About seven months later, Marcum announced it was being acquired by publicly traded financial services advisory firm CBIZ Inc., in a deal worth $2.3 billion.
Two years ago, Glastonbury-based CPA firm Fiondella, Milone & LaSaracina (FML) merged with Bregman & Co., which has offices in Stamford and Avon.
Frank Milone, founding partner of FML, said despite the merger trend, his firm is steadfast in its commitment to stay independent.
“There is a value in the marketplace for a Connecticut-based firm with deep capabilities across industries and services,” he said.
The firm’s strategy hinges on offering competitive pricing, high-quality service and direct access to senior talent — a value proposition that resonates with middle-market clients, he said.
However, maintaining independence requires careful planning and investment. Milone emphasizes the importance of growing the firm, promoting partners and seamlessly transitioning books of business.
“You never want to be forced to merge because you don’t have any other options,” he said.
While mergers can provide financial stability and expanded resources, Milone said they are not a one-size-fits-all solution.

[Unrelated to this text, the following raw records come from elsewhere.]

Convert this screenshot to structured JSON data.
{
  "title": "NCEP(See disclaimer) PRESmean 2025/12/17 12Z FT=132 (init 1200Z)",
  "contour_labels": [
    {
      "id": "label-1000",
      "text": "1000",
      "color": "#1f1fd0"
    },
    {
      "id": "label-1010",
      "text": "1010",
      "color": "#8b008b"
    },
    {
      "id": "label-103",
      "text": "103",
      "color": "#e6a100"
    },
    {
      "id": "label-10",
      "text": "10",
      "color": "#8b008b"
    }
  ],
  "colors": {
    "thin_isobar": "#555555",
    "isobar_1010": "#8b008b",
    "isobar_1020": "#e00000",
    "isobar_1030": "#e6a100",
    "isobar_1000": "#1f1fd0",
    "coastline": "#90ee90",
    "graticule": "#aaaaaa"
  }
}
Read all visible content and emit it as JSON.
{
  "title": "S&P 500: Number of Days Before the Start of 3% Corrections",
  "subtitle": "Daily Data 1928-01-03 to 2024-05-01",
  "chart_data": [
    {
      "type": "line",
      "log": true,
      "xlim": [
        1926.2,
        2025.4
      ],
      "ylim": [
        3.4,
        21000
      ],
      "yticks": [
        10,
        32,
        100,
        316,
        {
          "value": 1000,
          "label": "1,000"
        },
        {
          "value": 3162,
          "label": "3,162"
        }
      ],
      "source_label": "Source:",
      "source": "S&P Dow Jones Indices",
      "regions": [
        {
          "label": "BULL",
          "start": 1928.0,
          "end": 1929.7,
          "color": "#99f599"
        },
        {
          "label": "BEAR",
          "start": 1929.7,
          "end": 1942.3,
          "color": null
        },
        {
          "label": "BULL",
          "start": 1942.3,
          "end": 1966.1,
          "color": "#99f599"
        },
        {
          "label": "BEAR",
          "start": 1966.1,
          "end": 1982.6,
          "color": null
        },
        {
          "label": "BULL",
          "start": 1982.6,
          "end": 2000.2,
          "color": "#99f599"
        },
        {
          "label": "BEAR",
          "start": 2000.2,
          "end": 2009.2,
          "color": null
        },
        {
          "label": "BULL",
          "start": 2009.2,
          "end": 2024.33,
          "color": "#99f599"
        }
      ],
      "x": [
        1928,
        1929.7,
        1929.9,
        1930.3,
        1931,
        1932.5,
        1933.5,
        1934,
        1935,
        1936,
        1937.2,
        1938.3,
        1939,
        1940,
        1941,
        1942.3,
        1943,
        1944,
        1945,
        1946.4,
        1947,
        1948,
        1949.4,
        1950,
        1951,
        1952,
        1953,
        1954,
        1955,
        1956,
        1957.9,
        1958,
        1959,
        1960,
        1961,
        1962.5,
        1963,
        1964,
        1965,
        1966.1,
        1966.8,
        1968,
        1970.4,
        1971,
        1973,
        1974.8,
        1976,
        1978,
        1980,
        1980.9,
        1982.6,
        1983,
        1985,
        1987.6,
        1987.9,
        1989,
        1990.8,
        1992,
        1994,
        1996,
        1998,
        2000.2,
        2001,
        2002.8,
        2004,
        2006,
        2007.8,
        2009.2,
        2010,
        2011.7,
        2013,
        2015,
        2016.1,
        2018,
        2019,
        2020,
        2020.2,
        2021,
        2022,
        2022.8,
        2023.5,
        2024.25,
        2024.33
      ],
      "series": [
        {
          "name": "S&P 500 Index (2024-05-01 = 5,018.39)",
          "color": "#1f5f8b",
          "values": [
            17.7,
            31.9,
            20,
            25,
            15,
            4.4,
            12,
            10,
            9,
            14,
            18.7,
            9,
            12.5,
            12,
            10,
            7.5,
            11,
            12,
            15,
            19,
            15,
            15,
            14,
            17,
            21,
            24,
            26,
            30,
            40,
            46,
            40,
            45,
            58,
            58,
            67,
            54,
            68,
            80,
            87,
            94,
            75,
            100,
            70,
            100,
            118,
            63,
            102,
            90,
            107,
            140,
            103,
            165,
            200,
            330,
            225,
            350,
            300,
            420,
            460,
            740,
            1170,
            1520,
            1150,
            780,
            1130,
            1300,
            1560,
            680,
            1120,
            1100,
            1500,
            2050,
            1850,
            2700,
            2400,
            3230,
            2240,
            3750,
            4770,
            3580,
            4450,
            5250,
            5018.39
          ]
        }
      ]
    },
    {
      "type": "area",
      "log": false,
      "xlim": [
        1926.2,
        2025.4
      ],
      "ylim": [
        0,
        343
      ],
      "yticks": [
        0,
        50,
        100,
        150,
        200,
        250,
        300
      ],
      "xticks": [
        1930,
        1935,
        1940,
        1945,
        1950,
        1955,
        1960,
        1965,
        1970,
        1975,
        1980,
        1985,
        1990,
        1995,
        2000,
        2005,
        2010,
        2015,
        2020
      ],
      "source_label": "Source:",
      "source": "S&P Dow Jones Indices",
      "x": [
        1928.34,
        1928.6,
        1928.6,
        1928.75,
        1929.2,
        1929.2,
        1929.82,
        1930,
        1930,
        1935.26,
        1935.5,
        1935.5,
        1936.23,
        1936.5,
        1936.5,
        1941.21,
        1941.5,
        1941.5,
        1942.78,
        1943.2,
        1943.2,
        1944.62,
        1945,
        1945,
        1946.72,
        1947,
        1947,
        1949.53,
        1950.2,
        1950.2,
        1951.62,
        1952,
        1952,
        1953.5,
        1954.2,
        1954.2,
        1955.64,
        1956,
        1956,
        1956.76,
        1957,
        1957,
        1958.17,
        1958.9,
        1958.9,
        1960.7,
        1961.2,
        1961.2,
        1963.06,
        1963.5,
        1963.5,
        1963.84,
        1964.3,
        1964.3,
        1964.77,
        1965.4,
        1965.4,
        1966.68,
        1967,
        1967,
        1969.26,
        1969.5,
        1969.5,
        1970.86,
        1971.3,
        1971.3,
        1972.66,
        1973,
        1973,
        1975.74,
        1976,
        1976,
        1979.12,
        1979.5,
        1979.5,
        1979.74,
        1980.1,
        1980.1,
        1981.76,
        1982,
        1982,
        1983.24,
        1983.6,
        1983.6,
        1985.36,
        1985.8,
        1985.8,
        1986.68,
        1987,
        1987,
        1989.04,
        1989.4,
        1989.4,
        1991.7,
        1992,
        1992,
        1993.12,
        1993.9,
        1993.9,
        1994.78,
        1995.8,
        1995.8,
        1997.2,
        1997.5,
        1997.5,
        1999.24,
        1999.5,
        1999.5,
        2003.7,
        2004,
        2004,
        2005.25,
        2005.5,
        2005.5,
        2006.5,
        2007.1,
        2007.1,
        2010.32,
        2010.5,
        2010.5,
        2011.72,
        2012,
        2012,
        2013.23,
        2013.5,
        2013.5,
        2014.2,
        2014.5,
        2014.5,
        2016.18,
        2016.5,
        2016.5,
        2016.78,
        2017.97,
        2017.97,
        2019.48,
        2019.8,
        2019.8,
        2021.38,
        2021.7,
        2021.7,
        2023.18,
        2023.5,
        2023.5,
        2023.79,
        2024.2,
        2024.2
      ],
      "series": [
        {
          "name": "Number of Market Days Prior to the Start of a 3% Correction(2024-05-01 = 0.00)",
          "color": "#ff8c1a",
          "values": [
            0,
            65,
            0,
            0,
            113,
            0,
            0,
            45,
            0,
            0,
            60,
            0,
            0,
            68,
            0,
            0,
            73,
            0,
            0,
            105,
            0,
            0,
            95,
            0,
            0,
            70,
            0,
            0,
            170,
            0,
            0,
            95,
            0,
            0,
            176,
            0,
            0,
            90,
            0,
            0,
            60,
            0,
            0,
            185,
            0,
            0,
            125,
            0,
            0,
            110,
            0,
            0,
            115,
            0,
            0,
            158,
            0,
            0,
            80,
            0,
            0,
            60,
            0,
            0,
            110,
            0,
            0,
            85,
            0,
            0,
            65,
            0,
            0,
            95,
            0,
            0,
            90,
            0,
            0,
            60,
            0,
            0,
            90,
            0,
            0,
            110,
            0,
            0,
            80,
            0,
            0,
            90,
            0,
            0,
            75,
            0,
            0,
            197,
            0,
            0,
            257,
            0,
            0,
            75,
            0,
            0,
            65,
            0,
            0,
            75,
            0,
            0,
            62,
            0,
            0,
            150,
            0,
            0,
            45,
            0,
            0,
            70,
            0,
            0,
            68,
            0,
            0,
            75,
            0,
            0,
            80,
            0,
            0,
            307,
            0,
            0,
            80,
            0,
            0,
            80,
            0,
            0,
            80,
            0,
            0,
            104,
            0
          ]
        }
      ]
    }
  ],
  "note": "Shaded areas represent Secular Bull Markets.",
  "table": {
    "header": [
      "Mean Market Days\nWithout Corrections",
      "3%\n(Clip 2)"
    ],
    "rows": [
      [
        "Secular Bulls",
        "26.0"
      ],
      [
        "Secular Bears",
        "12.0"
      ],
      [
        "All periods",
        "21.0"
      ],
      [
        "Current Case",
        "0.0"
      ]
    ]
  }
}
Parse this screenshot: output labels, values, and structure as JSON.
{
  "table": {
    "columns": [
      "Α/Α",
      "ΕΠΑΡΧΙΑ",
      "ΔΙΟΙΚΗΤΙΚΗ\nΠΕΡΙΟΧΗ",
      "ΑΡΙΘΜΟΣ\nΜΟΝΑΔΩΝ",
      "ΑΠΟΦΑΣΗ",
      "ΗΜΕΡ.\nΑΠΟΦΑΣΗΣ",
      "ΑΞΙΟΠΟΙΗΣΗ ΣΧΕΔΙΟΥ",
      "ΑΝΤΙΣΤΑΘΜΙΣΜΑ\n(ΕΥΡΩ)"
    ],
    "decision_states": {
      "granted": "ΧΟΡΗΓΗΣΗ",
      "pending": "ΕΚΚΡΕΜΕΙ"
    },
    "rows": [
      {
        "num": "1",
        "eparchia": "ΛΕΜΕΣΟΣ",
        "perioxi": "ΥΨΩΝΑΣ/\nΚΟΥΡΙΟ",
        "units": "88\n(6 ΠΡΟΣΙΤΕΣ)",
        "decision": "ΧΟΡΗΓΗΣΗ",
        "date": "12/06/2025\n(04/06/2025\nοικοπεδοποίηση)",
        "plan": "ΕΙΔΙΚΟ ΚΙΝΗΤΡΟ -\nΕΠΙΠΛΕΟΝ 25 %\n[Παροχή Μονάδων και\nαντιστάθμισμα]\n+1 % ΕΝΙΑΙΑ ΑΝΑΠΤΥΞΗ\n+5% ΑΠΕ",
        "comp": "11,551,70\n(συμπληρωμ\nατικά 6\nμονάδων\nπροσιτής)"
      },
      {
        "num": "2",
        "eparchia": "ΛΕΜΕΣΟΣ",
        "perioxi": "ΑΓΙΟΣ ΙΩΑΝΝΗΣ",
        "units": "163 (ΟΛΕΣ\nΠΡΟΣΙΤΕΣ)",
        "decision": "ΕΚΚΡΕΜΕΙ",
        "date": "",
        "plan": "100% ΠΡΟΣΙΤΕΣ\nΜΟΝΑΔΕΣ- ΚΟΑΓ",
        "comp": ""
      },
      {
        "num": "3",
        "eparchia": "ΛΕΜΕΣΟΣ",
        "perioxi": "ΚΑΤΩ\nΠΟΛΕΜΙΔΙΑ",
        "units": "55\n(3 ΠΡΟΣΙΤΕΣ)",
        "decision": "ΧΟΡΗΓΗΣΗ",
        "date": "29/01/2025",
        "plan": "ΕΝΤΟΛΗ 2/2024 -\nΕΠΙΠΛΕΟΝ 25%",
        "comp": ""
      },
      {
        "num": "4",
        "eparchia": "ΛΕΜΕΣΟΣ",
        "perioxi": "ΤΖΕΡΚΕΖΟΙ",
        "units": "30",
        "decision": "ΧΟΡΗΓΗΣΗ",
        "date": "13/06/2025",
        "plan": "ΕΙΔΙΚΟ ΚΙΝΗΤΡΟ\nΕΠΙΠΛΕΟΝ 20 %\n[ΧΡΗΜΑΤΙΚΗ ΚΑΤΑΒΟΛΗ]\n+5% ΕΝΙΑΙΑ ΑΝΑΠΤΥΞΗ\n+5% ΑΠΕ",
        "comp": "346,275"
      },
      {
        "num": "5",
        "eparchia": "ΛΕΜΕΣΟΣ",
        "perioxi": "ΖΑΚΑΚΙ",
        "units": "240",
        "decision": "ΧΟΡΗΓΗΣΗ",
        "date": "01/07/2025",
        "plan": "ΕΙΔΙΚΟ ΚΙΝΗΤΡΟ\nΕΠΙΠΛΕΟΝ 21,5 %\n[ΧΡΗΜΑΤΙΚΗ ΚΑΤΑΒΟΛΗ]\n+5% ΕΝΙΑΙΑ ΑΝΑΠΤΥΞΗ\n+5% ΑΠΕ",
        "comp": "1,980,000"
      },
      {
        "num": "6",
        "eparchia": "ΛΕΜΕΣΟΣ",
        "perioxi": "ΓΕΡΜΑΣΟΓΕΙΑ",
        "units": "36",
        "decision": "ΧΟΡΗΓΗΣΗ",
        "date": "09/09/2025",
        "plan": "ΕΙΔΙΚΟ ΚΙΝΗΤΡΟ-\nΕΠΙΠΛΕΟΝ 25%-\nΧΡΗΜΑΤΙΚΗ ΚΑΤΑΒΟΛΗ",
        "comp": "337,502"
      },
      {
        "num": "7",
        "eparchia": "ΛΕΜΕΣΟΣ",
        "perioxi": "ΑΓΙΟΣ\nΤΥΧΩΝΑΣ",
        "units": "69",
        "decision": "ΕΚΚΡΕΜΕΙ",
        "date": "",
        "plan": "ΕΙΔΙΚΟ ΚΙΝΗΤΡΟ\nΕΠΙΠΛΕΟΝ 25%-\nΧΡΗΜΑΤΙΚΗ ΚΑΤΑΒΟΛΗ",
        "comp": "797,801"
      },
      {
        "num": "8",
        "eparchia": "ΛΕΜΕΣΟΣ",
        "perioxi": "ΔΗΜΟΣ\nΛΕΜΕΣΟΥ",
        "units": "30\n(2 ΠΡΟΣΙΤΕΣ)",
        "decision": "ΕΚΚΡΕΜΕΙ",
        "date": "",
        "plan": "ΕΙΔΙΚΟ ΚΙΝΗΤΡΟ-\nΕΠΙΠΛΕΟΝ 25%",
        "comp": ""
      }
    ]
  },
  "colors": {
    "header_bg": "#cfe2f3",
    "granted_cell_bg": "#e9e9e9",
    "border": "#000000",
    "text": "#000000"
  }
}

“Sometimes, there’s real positive aspects of combining firms into bigger firms,” he said, citing FML’s recent merger. FML now has 122 employees, including 40 CPAs and 18 partners, in offices in Glastonbury, New Haven, Stamford, Avon, Enfield and Stafford Springs.
Andrews said another strategy that Whittlesey has found to be effective is embracing remote and flexible work options.
This allows firms to tap into a broader talent pool, retain valuable employees who may need to relocate, and offer a better work-life balance.
“We have staff working remotely in Boston, even though our main office is in Hartford,” Andrews said. “This lets us continue to service clients more effectively, without losing that person who needs or wants to relocate.”